En tout cas, de nombreux Congolais
soutiennent que la faiblesse de
l’armée congolaise est sciemment
entretenue dans le but de faciliter
aux dirigeants rwandais
l’annexion du Kivu
. Difficile de leur donner tort lorsqu’on observe
à la fois l’état chronique de l’armée congolaise, la « facilité » avec
laquelle les « rebelles », soutenus par le Rwanda, progressent sur le
terrain et le silence de Joseph Kabila. Il n’a pas dit « un mot » et ne
semble pas concerné alors qu’une région stratégique de son pays (80% des
réserves mondiales de coltan à téléphones portables) est en train de
passer sous contrôle d’une puissance « ennemie ». Ainsi, depuis
l’arrivée des casques bleus en avril 2001, les Congolais, reposent tous
leurs espoirs sur les épaules des soldats onusiens. Or tout le monde
sait que les casques bleus sont tout au plus une force de maintien de la
paix, pas une force de défense nationale. Les casques bleus ne se
battent pas pour protéger un territoire national. D’ailleurs,
d’ordinaire, ils ne se battent même pas. Ils se contentent d’assurer une
simple présence dissuasive. C’est à l’armée nationale qu’il revient de
défendre le « territoire national ». Celle du Congo en est tellement
loin qu’en août dernier, le ministre rwandais de la défense, James
Kabarebe, pourtant honni par les Congolais[1], a dit une vérité que la
plupart des Congolais n’ont pas pu contester : « cette armée-là ne
peut même pas tuer un rat »
[2]. Si la référence au « rat » est
évidemment excessive, on sait au moins que l’armée congolaise n’a pas
réussi à capturer « un seul homme », Bosco Ntaganda. D’ailleurs, toute
la tragédie en cours vient de la tentative ratée de capturer ce criminel
de guerre recherché par la Cour Pénale Internationale. La deuxième
erreur fondamentale des dirigeants congolais devrait s’appeler « la
naïveté ». Ils donnent l’impression d’ignorer à qui ils ont affaire. Ils
ont affaire aux « Rwandais »[3] qui ont la réputation de « ne rien
lâcher ». Ils ont tenu quatre ans durant dans les maquis avant de
s’emparer du pouvoir à Kigali. Ils avaient la possibilité de prendre
part au pouvoir aux termes d’un règlement politique. Ils se sont
accrochés à l’espoir fou de prendre « tout le pouvoir » et ils y sont
parvenus avec les dégâts qu’on connaît (génocide + des centaines de
milliers des Hutus massacrés). Avant la guerre du Rwanda, ils avaient
tenu des années dans les maquis ougandais aux côtés de Yoweri Museveni
avec qui ils ont fini par prendre le pouvoir à Kampala en 1986.
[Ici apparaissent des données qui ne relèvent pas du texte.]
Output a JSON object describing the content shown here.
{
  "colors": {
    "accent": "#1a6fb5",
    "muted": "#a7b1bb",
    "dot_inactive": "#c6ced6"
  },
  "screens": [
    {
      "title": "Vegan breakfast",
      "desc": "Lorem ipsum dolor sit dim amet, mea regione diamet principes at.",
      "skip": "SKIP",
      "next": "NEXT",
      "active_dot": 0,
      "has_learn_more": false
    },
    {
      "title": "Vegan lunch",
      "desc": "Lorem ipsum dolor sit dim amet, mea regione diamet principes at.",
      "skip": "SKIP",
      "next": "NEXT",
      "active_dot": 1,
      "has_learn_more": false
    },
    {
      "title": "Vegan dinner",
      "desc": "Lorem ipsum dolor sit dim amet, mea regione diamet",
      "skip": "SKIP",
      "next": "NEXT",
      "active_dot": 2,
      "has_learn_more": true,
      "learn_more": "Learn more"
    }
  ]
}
Maintenant qu’ils ont le Congo dans leur collimateur, avec ses immenses
richesses minières, on perçoit aisément qu’ils ne sont nullement
disposés à « lâcher le morceau ». Lorsqu’on a affaire à des « individus
» aussi redoutables, et qu’on a entre ses mains la responsabilité du son
peuple, on doit impérativement élever le niveau. Malheureusement, pour
le peuple congolais, les autorités de Kinshasa jouent les naïfs, ce
qu’elles risquent de payer cher. Ils devraient penser aux dignitaires
de Mobutu
qui, ont un jour tout perdu et se sont retrouvés en exil, «
chassés »
de leur propre pays pour avoir négligé ce qui se passait
dans le Kivu.
L’exemple emblématique de cette « naïveté » réside dans le
fameux «
accord du 23 mars 2009 » dont se prévaut la rébellion
actuelle et qui
contient des revendications assez hallucinantes pour
des individus
considérés comme

s mutins. En effet, cet accord, conclu sous l’égide de deux
co-facilitateurs, les anciens Présidents Olusegun Obasanjo (Nigéria) et
Benjamin Mkapa (Tanzanie), avec les hommes du criminel de guerre Laurent
N’Kunda[4] fut un énorme piège puisqu’il a omis de faire mention du
Rwanda dont on savait qu’il se dissimulait derrière le CNDP. En
négociant avec le CNDP, le gouvernement congolais faisait entrer dans la
vie nationale un « cheval de Troie » minutieusement « façonné » par les
autorités de Kigali. La démarche qui s’imposait consistait à traiter
directement avec le Rwanda et obtenir un accord d’Etat à Etat.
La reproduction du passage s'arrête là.